The results so far are very encouraging, showing a response rate of 71%. Although the patient number included is pretty small it seems of note that a high response rate was even seen in patients who had received prior chemotherapy in the metastatic setting (fig. 2). This is in contrast to the results of a large phase III study in which a substantial decrease of efficacy was seen in patients who had received pretreatment with anthracyclines in the adjuvant setting and had therefore been allocated to a combination of herceptin and taxanes that turned out to be less effective than the combination of nthracyclines and herceptin in patients who had had no prior AC therapy. It is needless to say that no valid conclusions can be drawn from the present study, but it is at least exciting that there might be a treat-ment option with an efficacy that is not diminished in the second-line setting.

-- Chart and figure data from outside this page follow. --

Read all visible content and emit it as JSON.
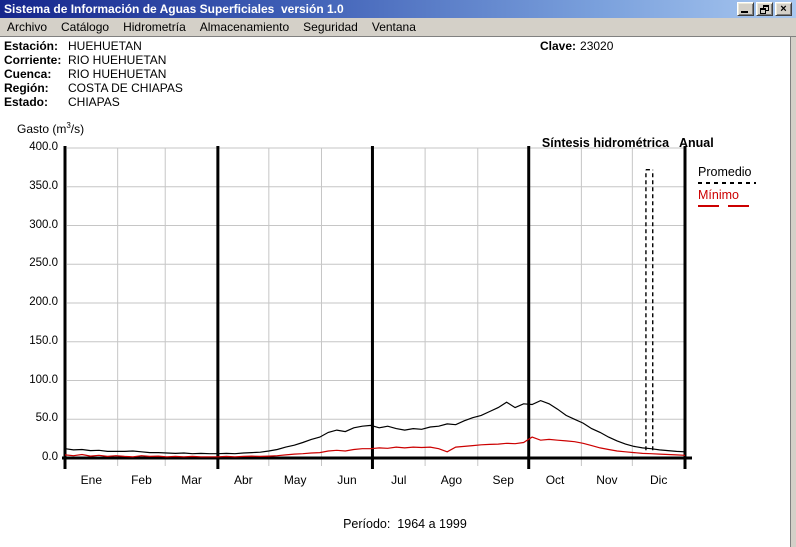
{
  "window": {
    "title": "Sistema de Información de Aguas Superficiales  versión 1.0",
    "controls": {
      "minimize": "minimize",
      "restore": "restore",
      "close": "close"
    }
  },
  "menu": {
    "items": [
      "Archivo",
      "Catálogo",
      "Hidrometría",
      "Almacenamiento",
      "Seguridad",
      "Ventana"
    ]
  },
  "station": {
    "fields": [
      {
        "label": "Estación:",
        "value": "HUEHUETAN"
      },
      {
        "label": "Corriente:",
        "value": "RIO HUEHUETAN"
      },
      {
        "label": "Cuenca:",
        "value": "RIO HUEHUETAN"
      },
      {
        "label": "Región:",
        "value": "COSTA DE CHIAPAS"
      },
      {
        "label": "Estado:",
        "value": "CHIAPAS"
      }
    ],
    "clave_label": "Clave:",
    "clave_value": "23020"
  },
  "chart_data": {
    "type": "line",
    "title": "Síntesis hidrométrica",
    "title2": "Anual",
    "ylabel": {
      "pre": "Gasto (m",
      "sup": "3",
      "post": "/s)"
    },
    "period_label": "Período:",
    "period_value": "1964 a 1999",
    "ylim": [
      0,
      400
    ],
    "y_ticks": [
      0,
      50,
      100,
      150,
      200,
      250,
      300,
      350,
      400
    ],
    "y_tick_labels": [
      "0.0",
      "50.0",
      "100.0",
      "150.0",
      "200.0",
      "250.0",
      "300.0",
      "350.0",
      "400.0"
    ],
    "categories": [
      "Ene",
      "Feb",
      "Mar",
      "Abr",
      "May",
      "Jun",
      "Jul",
      "Ago",
      "Sep",
      "Oct",
      "Nov",
      "Dic"
    ],
    "month_start_days": [
      0,
      31,
      59,
      90,
      120,
      151,
      181,
      212,
      243,
      273,
      304,
      334,
      365
    ],
    "quarter_days": [
      0,
      90,
      181,
      273,
      365
    ],
    "grid": true,
    "legend_position": "right-outside",
    "legend": [
      {
        "name": "Promedio",
        "color": "#000000",
        "sample": "dashed-short"
      },
      {
        "name": "Mínimo",
        "color": "#cc0000",
        "sample": "dashed-long"
      }
    ],
    "day_step": 5,
    "series": [
      {
        "name": "Promedio",
        "color": "#000000",
        "values": [
          12,
          10.5,
          11,
          9.5,
          10,
          8.5,
          8.5,
          8.5,
          9,
          8,
          7,
          7,
          6.5,
          6,
          6.5,
          5.5,
          6,
          5.5,
          5.5,
          6,
          5.5,
          6.5,
          7,
          7.5,
          9,
          11,
          14,
          16.5,
          20,
          24,
          27,
          33,
          36,
          34,
          39,
          41,
          42,
          39,
          41,
          38,
          36,
          38,
          37,
          40,
          41,
          44,
          43,
          48,
          52,
          55,
          60,
          65,
          72,
          65,
          70,
          69,
          74,
          70,
          63,
          55,
          50,
          45,
          38,
          33,
          27,
          22,
          18,
          15,
          13,
          12,
          10.5,
          9.5,
          8.5,
          8
        ]
      },
      {
        "name": "Mínimo",
        "color": "#cc0000",
        "values": [
          4,
          3,
          4.5,
          2.5,
          3.5,
          2,
          3,
          2,
          1.5,
          3,
          2,
          2.5,
          1.5,
          2,
          1.5,
          2,
          1.5,
          1.5,
          1.5,
          2,
          1.5,
          2,
          2.5,
          2,
          2.5,
          3,
          4,
          5,
          5.5,
          6.5,
          7,
          9,
          10,
          9,
          11,
          12,
          12,
          13,
          12.5,
          14,
          13,
          14,
          13.5,
          14,
          12,
          8,
          14,
          15,
          16,
          17,
          17.5,
          18,
          19,
          18.5,
          20,
          27,
          23,
          24,
          23,
          22,
          21,
          19,
          16,
          13,
          11,
          9,
          8,
          7,
          6,
          5.5,
          5,
          4.5,
          4,
          3.5
        ]
      }
    ],
    "max_spike": {
      "day": 342,
      "width_days": 4,
      "top": 372,
      "base": 10,
      "style": "dashed",
      "color": "#000000"
    }
  }
}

Fig. 2: Response rates under a combination treatment with 
herceptin and vinorelbine depending on the pre-treatment 
status in the metastatic setting

Looking at other studies dealing with the treatment of HER2-positive breast cancer does not provide too much new information. What seems important is the observation that the benefit of herceptin is confined to patients with HER2/3+ or FISH-positive tumours. This was shown for patients treated with herceptin combined with chemotherapy and herceptin monotherapy as well. Especially the data of a monotherapy study of Vogel et al. look pretty promising because of the high response rate in HER2/3+ and FISH-positive patients (35% and 40% respectively).
On the other hand, this study has shown that herceptin does not provide a substantial benefit in patients with HER2/2+ breast cancer.

Colorectal cancer

For decades treatment of metastatic colorectal cancer was a domain of 5-FU/LV. Nowadays we have a variety of new agents that have led to promising results, especially in combination regimens. In first-line therapy, oxaliplatin combined with 5-FU/LV has proven to be more effective than 5-FU/LV alone in two large studies (de Gramont, Giac-cetti) and so has ralitrexed in the Saltz study. Another promising approach is the combination of new agents like ralitrexed and oxaliplatin as has been shown in two recent trials by Douillard and Scheithauer (table 3). These studies lead to the conclusion that combining two new agents is at least as effective as 5-FU/LV-based regimens.

  Douillard Scheithauer
Overall response 60% 46%

Complete response 1%  1%

Partial response 37% 21%

Stable disease 20% 24%

 
Time to progression 6,4 mo. 9,0 mo.

Median survival 14,9 mo. n.r. after > 17 mo.

1 year survival  58% 81%

Table 3: Oxaliplatin + ralitrexed as 1st-line therapy for metastatic colorectal cancer

As to second/third-line therapy, there are also some promising data confirming that the newer cytotoxic agents represent an important and valuable treatment tool. This has been shown for irinotecan and oxaliplatin in combination with 5-FU/LV and for the combination of irinotecan and oxaliplatin as well.
The response rates in these studies were around 20%, while stabilization could be achieved in 50%. The median survival reached one year and is thus underlining the importance of these new regimens.